Several weeks before the festival was due to begin, the media reported that the Sesqui organisers had decided to stage their opening celebration simultaneously with the opening celebrations of the 1990 New Zealand International Festival of the Arts. Neither the Sesqui organisers nor the Arts Festival organisers were prepared to alter their plans. The scheduled dates for Sesqui did not match the school holidays or Easter break.

== The event ==
NZ$150,000 worth of fireworks launched Sesqui 1990 on 23 February 1990, with the festival opening the following day.

The festival organisers had made a decision to split the event between two venues, one at the Wellington Waterfront and the other at the (then) Wellington Show and Sports Centre (Winter Show Building) in Newtown. Despite the arrangement of a shuttle bus service between these two venues, this decision had the effect of confusing and frustrating potential visitors to the festival, with the result that neither venue attracted visitor numbers beyond an average of 2,500 per day.

The organisers had also adopted a policy against advertising the daily schedules for musical and other performances taking place at either venue. This policy was based on the assumption that it would encourage visitors to prolong their stay and to make numerous return visits so as not to miss seeing favourite performers. As a result, a number of popular musicians, singers and other entertainers played to largely empty houses because the public did not know when or where they were performing.

Within days of the opening of the festival, media reports began to suggest that it was faltering. During a heated radio interview, Wellington City Councillor Ruth Gotlieb maintained that it was "every Wellingtonian's civic duty to attend Sesqui."

Pre-ticket sales had reached only 2.4% of targets, and after opening, the $12 entry fee to the festival soon dropped to $6 in a desperate bid to attract visitors. The highest attendance figure was achieved during the final days of the event, when 32,000 visitors took advantage of a decision to waive all entry fees, which were widely regarded as being excessive.

Although planned to run for six weeks, Sesqui 1990 closed after only 12 days, on 7 March 1990, with debts in excess of NZ$6.4 million.

== Aftermath ==
The collapse of the Sesqui 1990 festival forced a number of small companies that had been contracted to supply various goods and services to the event into receivership and/or bankruptcy. The Wellington Show Association was liquidated in 1999.
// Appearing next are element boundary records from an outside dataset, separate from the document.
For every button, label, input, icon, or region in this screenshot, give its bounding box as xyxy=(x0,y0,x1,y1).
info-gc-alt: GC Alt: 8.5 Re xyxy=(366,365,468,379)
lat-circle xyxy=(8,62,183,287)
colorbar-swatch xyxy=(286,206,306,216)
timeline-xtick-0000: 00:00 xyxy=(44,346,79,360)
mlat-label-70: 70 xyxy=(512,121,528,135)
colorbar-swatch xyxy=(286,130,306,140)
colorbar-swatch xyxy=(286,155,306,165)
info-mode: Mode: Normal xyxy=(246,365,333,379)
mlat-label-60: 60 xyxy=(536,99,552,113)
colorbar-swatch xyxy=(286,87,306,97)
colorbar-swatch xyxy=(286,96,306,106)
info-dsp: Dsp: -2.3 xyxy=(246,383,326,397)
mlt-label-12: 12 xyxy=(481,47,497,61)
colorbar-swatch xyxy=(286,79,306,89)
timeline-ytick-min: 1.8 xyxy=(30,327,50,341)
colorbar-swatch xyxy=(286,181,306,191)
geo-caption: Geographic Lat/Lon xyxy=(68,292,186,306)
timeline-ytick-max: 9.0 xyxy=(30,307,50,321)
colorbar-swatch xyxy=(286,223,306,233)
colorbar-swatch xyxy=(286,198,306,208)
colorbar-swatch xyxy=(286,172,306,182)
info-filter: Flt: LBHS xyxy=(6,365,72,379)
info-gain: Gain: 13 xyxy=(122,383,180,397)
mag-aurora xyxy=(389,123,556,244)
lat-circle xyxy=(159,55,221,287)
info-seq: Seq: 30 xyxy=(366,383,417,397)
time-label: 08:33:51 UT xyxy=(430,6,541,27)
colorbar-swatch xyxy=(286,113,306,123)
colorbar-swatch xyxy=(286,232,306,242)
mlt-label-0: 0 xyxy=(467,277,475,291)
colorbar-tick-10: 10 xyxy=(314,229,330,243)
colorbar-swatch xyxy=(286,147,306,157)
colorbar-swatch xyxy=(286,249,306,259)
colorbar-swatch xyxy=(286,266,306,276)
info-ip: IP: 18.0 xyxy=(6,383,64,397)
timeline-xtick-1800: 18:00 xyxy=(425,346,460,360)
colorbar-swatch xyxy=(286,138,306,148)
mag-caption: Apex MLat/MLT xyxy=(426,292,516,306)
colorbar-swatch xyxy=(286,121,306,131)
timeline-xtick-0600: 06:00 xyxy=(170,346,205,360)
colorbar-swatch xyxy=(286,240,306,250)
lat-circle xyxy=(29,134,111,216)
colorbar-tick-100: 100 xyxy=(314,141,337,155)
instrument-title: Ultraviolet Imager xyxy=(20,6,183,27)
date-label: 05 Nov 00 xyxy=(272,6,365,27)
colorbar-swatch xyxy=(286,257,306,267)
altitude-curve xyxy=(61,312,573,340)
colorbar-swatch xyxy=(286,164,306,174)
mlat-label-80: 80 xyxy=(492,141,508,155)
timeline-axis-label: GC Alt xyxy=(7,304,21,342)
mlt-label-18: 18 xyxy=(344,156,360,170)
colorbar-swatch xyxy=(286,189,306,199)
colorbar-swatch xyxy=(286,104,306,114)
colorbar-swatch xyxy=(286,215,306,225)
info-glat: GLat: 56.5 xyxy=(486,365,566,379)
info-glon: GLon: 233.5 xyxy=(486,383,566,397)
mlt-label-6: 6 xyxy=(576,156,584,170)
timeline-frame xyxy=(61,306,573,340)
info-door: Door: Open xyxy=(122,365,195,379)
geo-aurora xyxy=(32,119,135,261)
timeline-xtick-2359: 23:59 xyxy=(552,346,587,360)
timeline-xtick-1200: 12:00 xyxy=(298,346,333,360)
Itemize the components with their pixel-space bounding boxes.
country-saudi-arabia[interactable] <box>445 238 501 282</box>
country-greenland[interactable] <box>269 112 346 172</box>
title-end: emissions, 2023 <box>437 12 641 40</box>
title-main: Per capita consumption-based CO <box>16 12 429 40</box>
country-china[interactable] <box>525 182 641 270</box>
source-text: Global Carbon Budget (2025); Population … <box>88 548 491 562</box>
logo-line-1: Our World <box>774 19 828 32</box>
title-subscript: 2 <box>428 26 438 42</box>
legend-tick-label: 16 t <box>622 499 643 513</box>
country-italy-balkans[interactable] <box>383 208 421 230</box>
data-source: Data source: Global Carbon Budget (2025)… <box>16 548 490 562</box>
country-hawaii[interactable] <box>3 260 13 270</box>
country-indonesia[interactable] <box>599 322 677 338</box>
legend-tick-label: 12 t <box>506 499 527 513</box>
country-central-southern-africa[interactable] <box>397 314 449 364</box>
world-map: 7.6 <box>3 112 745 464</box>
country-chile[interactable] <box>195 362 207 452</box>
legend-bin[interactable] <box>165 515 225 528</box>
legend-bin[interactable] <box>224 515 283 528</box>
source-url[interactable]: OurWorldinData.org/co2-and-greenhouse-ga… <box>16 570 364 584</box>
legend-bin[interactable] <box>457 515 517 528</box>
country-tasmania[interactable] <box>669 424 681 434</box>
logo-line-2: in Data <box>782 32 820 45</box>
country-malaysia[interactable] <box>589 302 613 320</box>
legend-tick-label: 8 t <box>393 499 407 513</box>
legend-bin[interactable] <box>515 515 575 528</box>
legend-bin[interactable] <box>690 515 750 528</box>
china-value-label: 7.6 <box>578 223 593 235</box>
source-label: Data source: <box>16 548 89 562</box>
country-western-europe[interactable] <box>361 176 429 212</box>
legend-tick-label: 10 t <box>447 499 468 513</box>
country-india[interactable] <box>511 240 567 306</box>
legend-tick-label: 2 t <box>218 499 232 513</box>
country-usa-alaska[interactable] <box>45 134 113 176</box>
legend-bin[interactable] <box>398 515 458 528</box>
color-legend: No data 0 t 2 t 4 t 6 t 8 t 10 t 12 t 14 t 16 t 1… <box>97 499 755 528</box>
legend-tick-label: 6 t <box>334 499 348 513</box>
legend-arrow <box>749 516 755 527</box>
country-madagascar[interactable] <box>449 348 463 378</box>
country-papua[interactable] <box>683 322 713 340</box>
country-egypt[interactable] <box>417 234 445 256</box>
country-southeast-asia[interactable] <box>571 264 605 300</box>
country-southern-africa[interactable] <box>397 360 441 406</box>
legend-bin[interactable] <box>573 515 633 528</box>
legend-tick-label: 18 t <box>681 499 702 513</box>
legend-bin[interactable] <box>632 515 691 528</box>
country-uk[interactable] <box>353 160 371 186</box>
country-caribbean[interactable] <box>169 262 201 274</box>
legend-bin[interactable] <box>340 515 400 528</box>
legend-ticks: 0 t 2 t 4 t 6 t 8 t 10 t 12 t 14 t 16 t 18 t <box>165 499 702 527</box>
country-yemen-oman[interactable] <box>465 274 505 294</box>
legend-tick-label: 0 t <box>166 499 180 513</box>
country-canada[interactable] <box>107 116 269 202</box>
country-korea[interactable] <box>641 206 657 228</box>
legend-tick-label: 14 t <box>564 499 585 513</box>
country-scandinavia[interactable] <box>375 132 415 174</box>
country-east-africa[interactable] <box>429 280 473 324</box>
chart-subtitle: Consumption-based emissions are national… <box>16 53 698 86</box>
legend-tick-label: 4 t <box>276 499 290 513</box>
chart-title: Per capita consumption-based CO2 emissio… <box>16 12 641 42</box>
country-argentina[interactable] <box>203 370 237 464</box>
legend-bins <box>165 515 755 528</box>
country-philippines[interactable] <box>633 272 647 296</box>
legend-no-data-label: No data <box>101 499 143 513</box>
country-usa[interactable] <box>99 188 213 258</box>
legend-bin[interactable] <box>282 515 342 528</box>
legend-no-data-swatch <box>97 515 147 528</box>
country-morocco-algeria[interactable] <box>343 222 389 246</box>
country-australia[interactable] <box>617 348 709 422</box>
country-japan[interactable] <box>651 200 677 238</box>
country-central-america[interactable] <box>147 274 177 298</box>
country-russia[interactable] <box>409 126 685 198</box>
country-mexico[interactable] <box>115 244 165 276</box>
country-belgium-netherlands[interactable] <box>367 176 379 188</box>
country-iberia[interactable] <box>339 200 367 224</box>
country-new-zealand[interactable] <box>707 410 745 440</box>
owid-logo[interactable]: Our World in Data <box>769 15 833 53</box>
Two iconic billboards promoting Sesqui 1990 remained standing for a number of months after the event's premature closure, apparently because the organisers could not afford to have them removed. One of these, featuring an image of gleeful Sesqui visitors, was quickly defaced with graffiti reading "And I laughed and laughed and laughed". The other billboard, a plywood cut-out representing Sesqui mascot "Pesky Sesky" – a sort of anthropomorphic opossum, or possibly sasquatch – had been erected on a rooftop to welcome visitors to the Show and Sports Centre venue, and eventually disappeared during a wind storm.

Other sesquicentenary events fared better, including the New Zealand Sports Hall of Fame, which went on to have a life of its own.